Tout le monde sait qu’« Aujourd’hui maman est morte », à jamais morte aujourd’hui. Mais nous avons oublié notre première lecture de ces mots, sans doute les avions-nous même entendus avant de les lire… Ces premières phrases claquent comme des étendards, elles sont la portée d’arts poétiques, de programmes romanesques, elles sont ciselées comme des « portiques », écrit Laurent Nunez, devenues classiques et parfois trop célèbres. Zazie et son onomatopée initiale (DOUKIPUDONKTAN), les adverbes de Proust et Camus, le présentatif indifférent des jardins d’Hamilcar… on en fredonne l’air sans même parfois en connaître les paroles…

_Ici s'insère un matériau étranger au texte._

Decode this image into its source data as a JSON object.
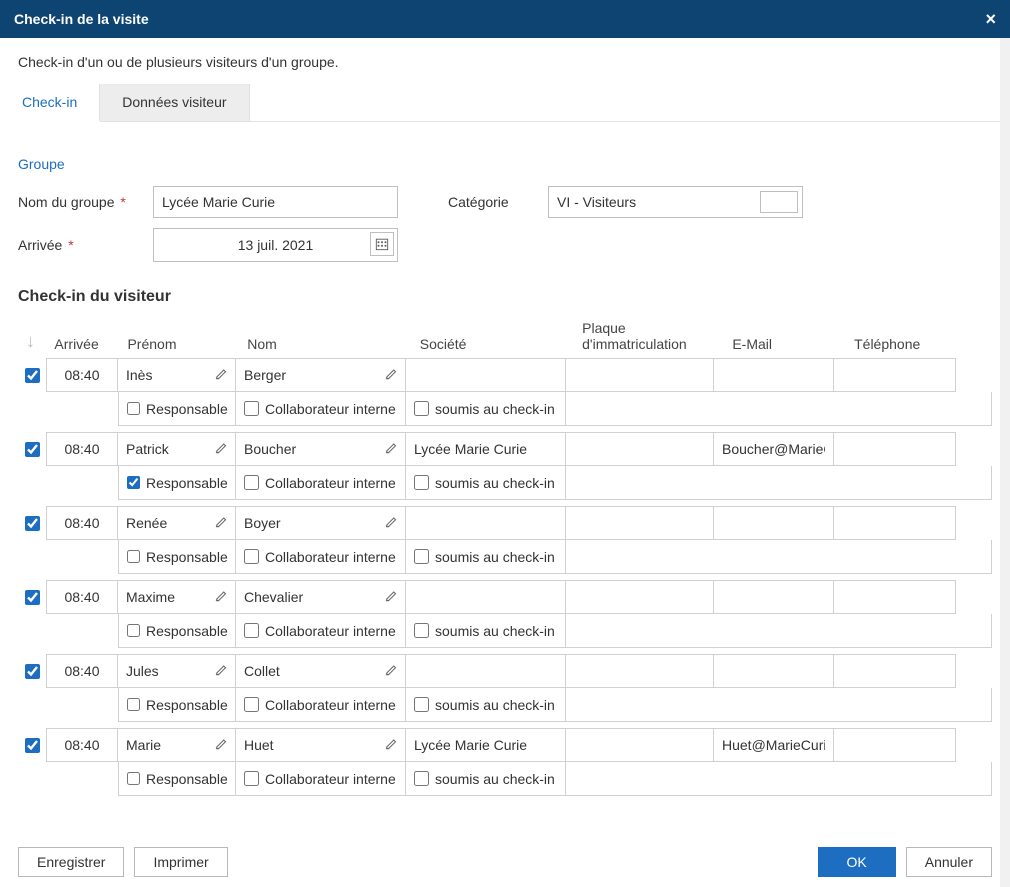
{
  "title": "Check-in de la visite",
  "subtitle": "Check-in d'un ou de plusieurs visiteurs d'un groupe.",
  "tabs": [
    {
      "label": "Check-in",
      "active": true
    },
    {
      "label": "Données visiteur",
      "active": false
    }
  ],
  "group_section": {
    "heading": "Groupe",
    "name_label": "Nom du groupe",
    "name_value": "Lycée Marie Curie",
    "category_label": "Catégorie",
    "category_value": "VI - Visiteurs",
    "arrival_label": "Arrivée",
    "arrival_value": "13 juil. 2021"
  },
  "visitor_section": {
    "heading": "Check-in du visiteur",
    "columns": {
      "arrival": "Arrivée",
      "firstname": "Prénom",
      "lastname": "Nom",
      "company": "Société",
      "plate": "Plaque d'immatriculation",
      "email": "E-Mail",
      "phone": "Téléphone"
    },
    "sub_labels": {
      "responsible": "Responsable",
      "internal": "Collaborateur interne",
      "subject": "soumis au check-in"
    },
    "rows": [
      {
        "checked": true,
        "arrival": "08:40",
        "firstname": "Inès",
        "lastname": "Berger",
        "company": "",
        "plate": "",
        "email": "",
        "phone": "",
        "responsible": false,
        "internal": false,
        "subject": false
      },
      {
        "checked": true,
        "arrival": "08:40",
        "firstname": "Patrick",
        "lastname": "Boucher",
        "company": "Lycée Marie Curie",
        "plate": "",
        "email": "Boucher@MarieC",
        "phone": "",
        "responsible": true,
        "internal": false,
        "subject": false
      },
      {
        "checked": true,
        "arrival": "08:40",
        "firstname": "Renée",
        "lastname": "Boyer",
        "company": "",
        "plate": "",
        "email": "",
        "phone": "",
        "responsible": false,
        "internal": false,
        "subject": false
      },
      {
        "checked": true,
        "arrival": "08:40",
        "firstname": "Maxime",
        "lastname": "Chevalier",
        "company": "",
        "plate": "",
        "email": "",
        "phone": "",
        "responsible": false,
        "internal": false,
        "subject": false
      },
      {
        "checked": true,
        "arrival": "08:40",
        "firstname": "Jules",
        "lastname": "Collet",
        "company": "",
        "plate": "",
        "email": "",
        "phone": "",
        "responsible": false,
        "internal": false,
        "subject": false
      },
      {
        "checked": true,
        "arrival": "08:40",
        "firstname": "Marie",
        "lastname": "Huet",
        "company": "Lycée Marie Curie",
        "plate": "",
        "email": "Huet@MarieCuri",
        "phone": "",
        "responsible": false,
        "internal": false,
        "subject": false
      }
    ]
  },
  "footer": {
    "save": "Enregistrer",
    "print": "Imprimer",
    "ok": "OK",
    "cancel": "Annuler"
  },
  "required_mark": "*"
}
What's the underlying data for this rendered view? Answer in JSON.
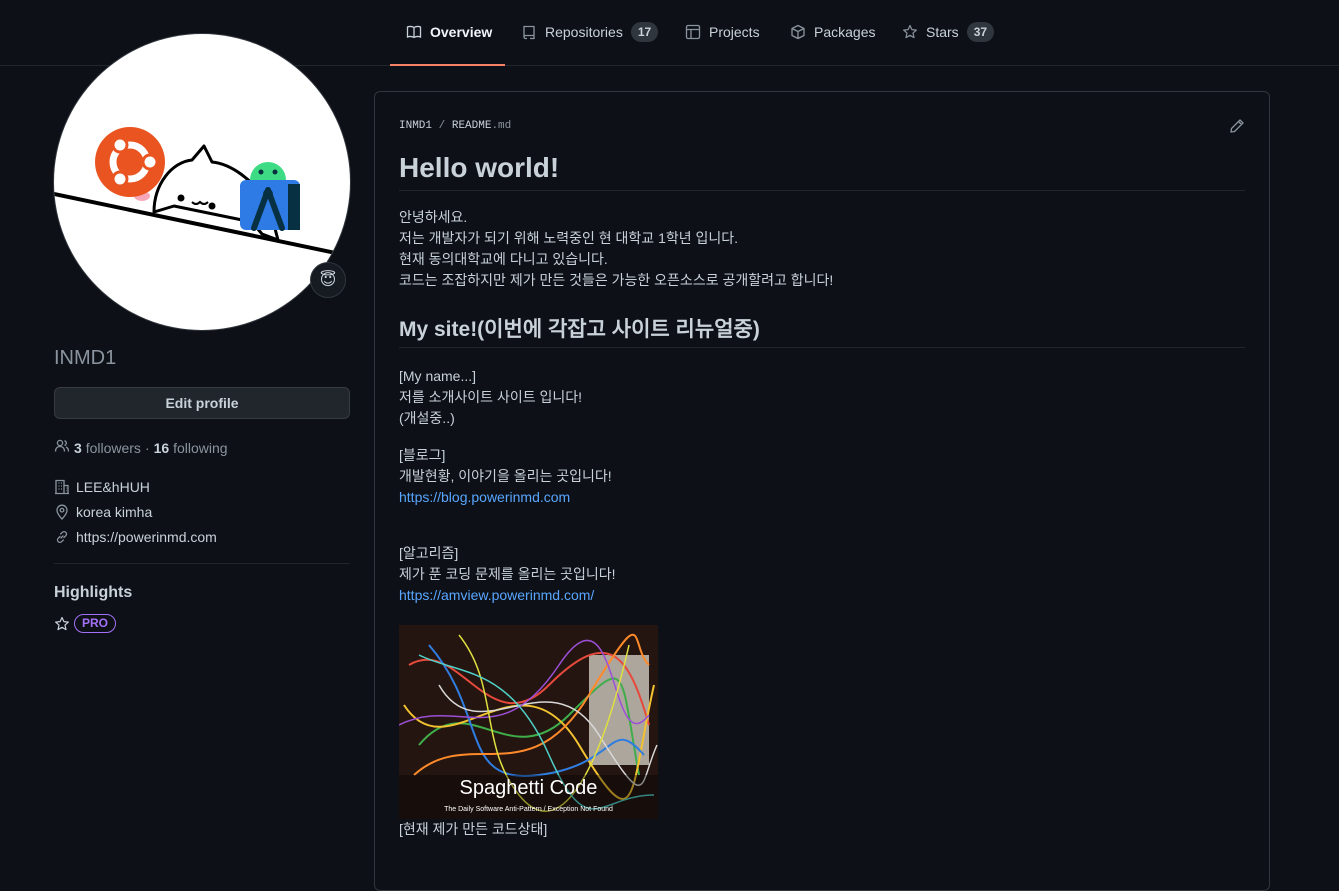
{
  "nav": {
    "tabs": [
      {
        "label": "Overview",
        "icon": "book-icon",
        "active": true
      },
      {
        "label": "Repositories",
        "icon": "repo-icon",
        "count": "17"
      },
      {
        "label": "Projects",
        "icon": "project-icon"
      },
      {
        "label": "Packages",
        "icon": "package-icon"
      },
      {
        "label": "Stars",
        "icon": "star-icon",
        "count": "37"
      }
    ]
  },
  "profile": {
    "status_emoji": "😇",
    "username": "INMD1",
    "edit_label": "Edit profile",
    "followers_count": "3",
    "followers_label": "followers",
    "dot": "·",
    "following_count": "16",
    "following_label": "following",
    "organization": "LEE&hHUH",
    "location": "korea kimha",
    "website": "https://powerinmd.com",
    "highlights_title": "Highlights",
    "pro_badge": "PRO"
  },
  "readme": {
    "owner": "INMD1",
    "slash": "/",
    "file_name": "README",
    "file_ext": ".md",
    "title": "Hello world!",
    "intro": [
      "안녕하세요.",
      "저는 개발자가 되기 위해 노력중인 현 대학교 1학년 입니다.",
      "현재 동의대학교에 다니고 있습니다.",
      "코드는 조잡하지만 제가 만든 것들은 가능한 오픈소스로 공개할려고 합니다!"
    ],
    "site_heading": "My site!(이번에 각잡고 사이트 리뉴얼중)",
    "myname": [
      "[My name...]",
      "저를 소개사이트 사이트 입니다!",
      "(개설중..)"
    ],
    "blog": [
      "[블로그]",
      "개발현황, 이야기을 올리는 곳입니다!"
    ],
    "blog_link": "https://blog.powerinmd.com",
    "algo": [
      "[알고리즘]",
      "제가 푼 코딩 문제를 올리는 곳입니다!"
    ],
    "algo_link": "https://amview.powerinmd.com/",
    "image_caption": "Spaghetti Code",
    "image_subcaption": "The Daily Software Anti-Pattern / Exception Not Found",
    "image_note": "[현재 제가 만든 코드상태]"
  }
}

Le pari de l’auteur est de les (dé)lire et relire, d’inviter ses lecteurs à les redécouvrir, selon une démarche qui tient des microlectures : redéployer l’œuvre depuis son seuil, travailler les classiques par l’irrévérence — Andromaque via Gainsbourg et La cité de la peur — pour choquer donc forcer le regard, un « Comment (re)lire les classiques », invitation du bandeau en couverture du livre. « Il faut vraiment se méfier du succès », ajoute Laurent Nunez, cette première phrase, « on la lit toujours trop vite ».
Pourquoi Racine préfère-t-il un « puisque » au « parce que » en ouverture d’Andromaque, que suppose ce choix ? (et non, ce n’est pas seulement une question de mètre, c’est « l’éclat mat du cynisme » du dramaturge…) Comment comprendre « la pause-cigarette » de la scène d’exposition de Dom Juan ? Laurent Nunez s’attaque aux Confessions, à Baudelaire, au « Comme » de Bouvard et Pécuchet mais aussi à Germinal, Gide, Aragon, Jean-Benoît Puech (Louis-René des Forêts, roman)… Son lecteur redécouvre le « Nom d’un chien » de Coppée, le « Rien » de Mallarmé (Toast), l’incipit à lui seul poème d’Apollinaire — « Et l’unique cordeau des trompettes marines » —, les premiers mots de Lol V. Stein (« Qu’importent son nom, sa ville, son âge : ne rien savoir de Lol, c’est la connaître déjà ») mais aussi, et c’est plus inattendu, la première phrase du prix Goncourt 1920 (Nêne d’Ernest Pérochon…).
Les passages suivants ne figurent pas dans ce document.